By now our readers have learned about the Supreme Court 6-3 decision to side with the Appellate Court decision in King v. Burwell. Most of us breathed a bit easier on Thursday, if at least for the end of uncertainty.
“[The decision] sends a strong signal to people who politically oppose the law that the court understands the law and is not going to tolerate more of this frivolous litigation that tries to destroy the statute by distorting it,” said Abbe Gluck, Yale Law School professor and ACA expert, in an interview Thursday with the Washington Post.
The blanket media coverage encouraged us to read (skim, actually) the majority opinion written by Justice Roberts and the always entertaining Justice Scalia. The following passages, we believe, best represent their positions:
In a democracy, the power to make the law rests with those chosen by the people. Our role is more confined—“to say what the law is.” Marbury v. Madison, 1 Cranch 137, 177 (1803). That is easier in some cases than in others. But in every case we must respect the role of the Legislature, and take care not to undo what it has done. A fair reading of legislation demands a fair understanding of the legislative plan. Congress passed the Affordable Care Act to improve health insurance markets, not to destroy them. If at all possible, we must interpret the Act in a way that is consistent with the former, and avoids the latter. Section 36B can fairly be read consistent with what we see as Congress’s plan, and that is the reading we adopt.
Under all the usual rules of interpretation, in short, the Government should lose this case. But normal rules of interpretation seem always to yield to the overriding principle of the present Court: The Affordable Care Act must be saved…Perhaps the Patient Protection and Affordable Care Act will attain the enduring status of the Social Security Act or the Taft-Hartley Act; perhaps not. But this Court’s two decisions on the Act will surely be remembered through the years. The somersaults of statutory interpretation they have performed (“penalty” means tax, “further [Medicaid] payments to the State” means only incremental Medicaid payments to the State, “established by the State” means not established by the State) will be cited by litigants endlessly, to the confusion of honest jurisprudence. And the cases will publish forever the discouraging truth that the Supreme Court of the United States favors some laws over others, and is prepared to do whatever it takes to uphold and assist its favorites.
Payers and providers should be pleased with the resulting decision, as this means, at the very least, they can keep the patients added through subsidies on the exchanges. Shares in Community Health Systems rose 19 percent and Tenet climbed 21 percent on the news. Aetna, Cigna and UnitedHealthcare shares all closed Thursday with substantial gains.

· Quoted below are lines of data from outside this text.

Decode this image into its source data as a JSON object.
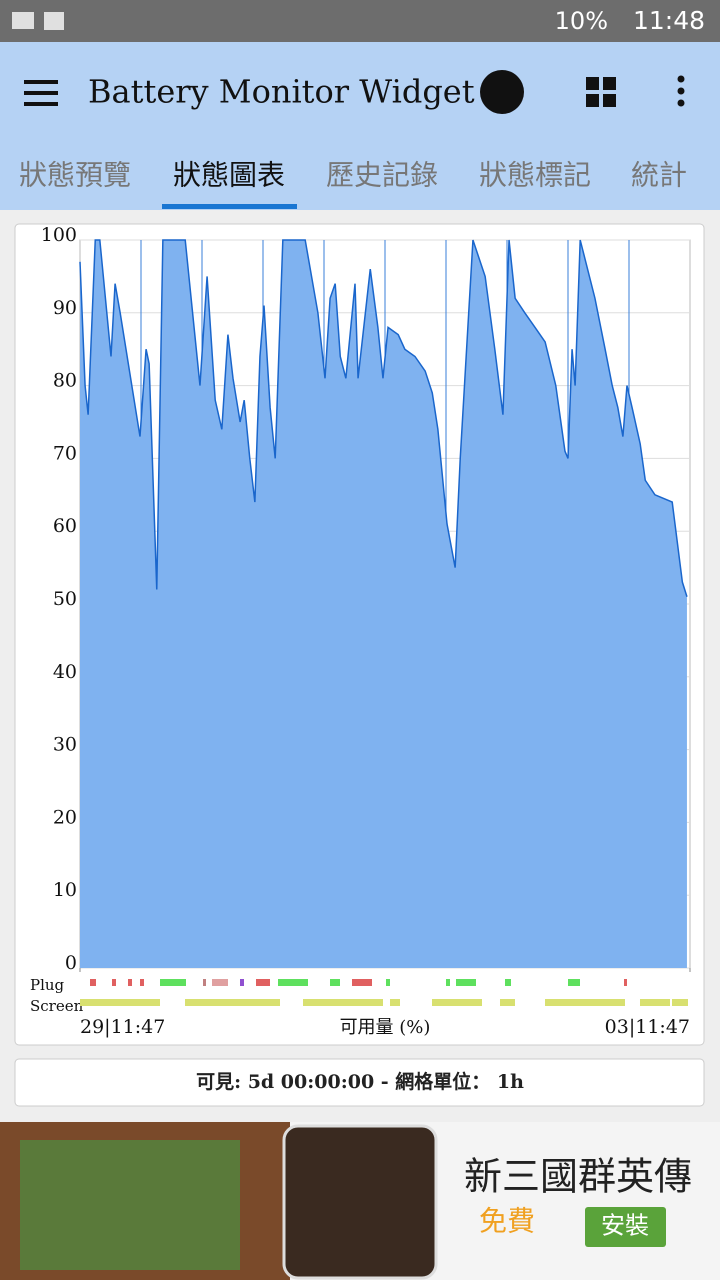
{
  "status_bar": {
    "battery": "10%",
    "time": "11:48"
  },
  "app_bar": {
    "title": "Battery Monitor Widget"
  },
  "tabs": [
    "狀態預覽",
    "狀態圖表",
    "歷史記錄",
    "狀態標記",
    "統計"
  ],
  "chart_data": {
    "type": "area",
    "xlabel": "可用量 (%)",
    "color": "#7fb2f0",
    "line_color": "#1a66cc",
    "xlim": [
      0,
      120
    ],
    "ylim": [
      0,
      100
    ],
    "yticks": [
      0,
      10,
      20,
      30,
      40,
      50,
      60,
      70,
      80,
      90,
      100
    ],
    "grid": true,
    "xticks": [
      {
        "value": 0,
        "label": "29|11:47"
      },
      {
        "value": 120,
        "label": "03|11:47"
      }
    ],
    "track_labels": [
      "Plug",
      "Screen"
    ],
    "x": [
      0,
      1,
      1.6,
      3,
      3.9,
      6.1,
      6.9,
      7.9,
      11.8,
      13,
      13.6,
      15.1,
      16.3,
      20.7,
      23.6,
      25,
      26.6,
      27.9,
      29.1,
      30.1,
      31.5,
      32.3,
      33.4,
      34.4,
      35.4,
      36.2,
      37.4,
      38.4,
      39.9,
      44.3,
      46.8,
      48.2,
      49.2,
      50.2,
      51.2,
      52.3,
      54.1,
      54.7,
      57.1,
      58.6,
      59.6,
      60.6,
      62.6,
      63.9,
      65.9,
      67.9,
      69.3,
      70.4,
      72.2,
      73.8,
      74.8,
      77.3,
      79.7,
      81.6,
      83.2,
      84.4,
      85.6,
      87.5,
      89.5,
      91.5,
      93.6,
      95.4,
      96,
      96.8,
      97.4,
      98.4,
      101.3,
      103.3,
      104.7,
      105.8,
      106.8,
      107.6,
      108.6,
      110.2,
      111.2,
      113.1,
      116.5,
      118.5,
      119.4
    ],
    "values": [
      97,
      80,
      76,
      100,
      100,
      84,
      94,
      90,
      73,
      85,
      83,
      52,
      100,
      100,
      80,
      95,
      78,
      74,
      87,
      81,
      75,
      78,
      70,
      64,
      84,
      91,
      77,
      70,
      100,
      100,
      90,
      81,
      92,
      94,
      84,
      81,
      94,
      81,
      96,
      88,
      81,
      88,
      87,
      85,
      84,
      82,
      79,
      74,
      61,
      55,
      70,
      100,
      95,
      85,
      76,
      100,
      92,
      90,
      88,
      86,
      80,
      71,
      70,
      85,
      80,
      100,
      92,
      85,
      80,
      77,
      73,
      80,
      77,
      72,
      67,
      65,
      64,
      53,
      51
    ]
  },
  "footer": {
    "text": "可見: 5d 00:00:00 - 網格單位： 1h"
  },
  "ad": {
    "title": "新三國群英傳",
    "price": "免費",
    "button": "安裝"
  }
}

With the matter settled, at least as far as the Supreme Court is concerned, Congress turned to the power of the purse: on Friday the Senate Appropriations Committee set forth a bill that will cut $3.6 billion in funding for the Department of Health and Human Services, Department of Labor and the Department of Education. Those cuts include a $251 million in funding for the Centers for Disease Control and Prevention.
The bill also blocks funding for discretionary spending for state-based exchanges, blocks funding for the ACA’s Risk Corridor program (a temporary premium stabilization measure) and blocks budget increases for several health and education programs.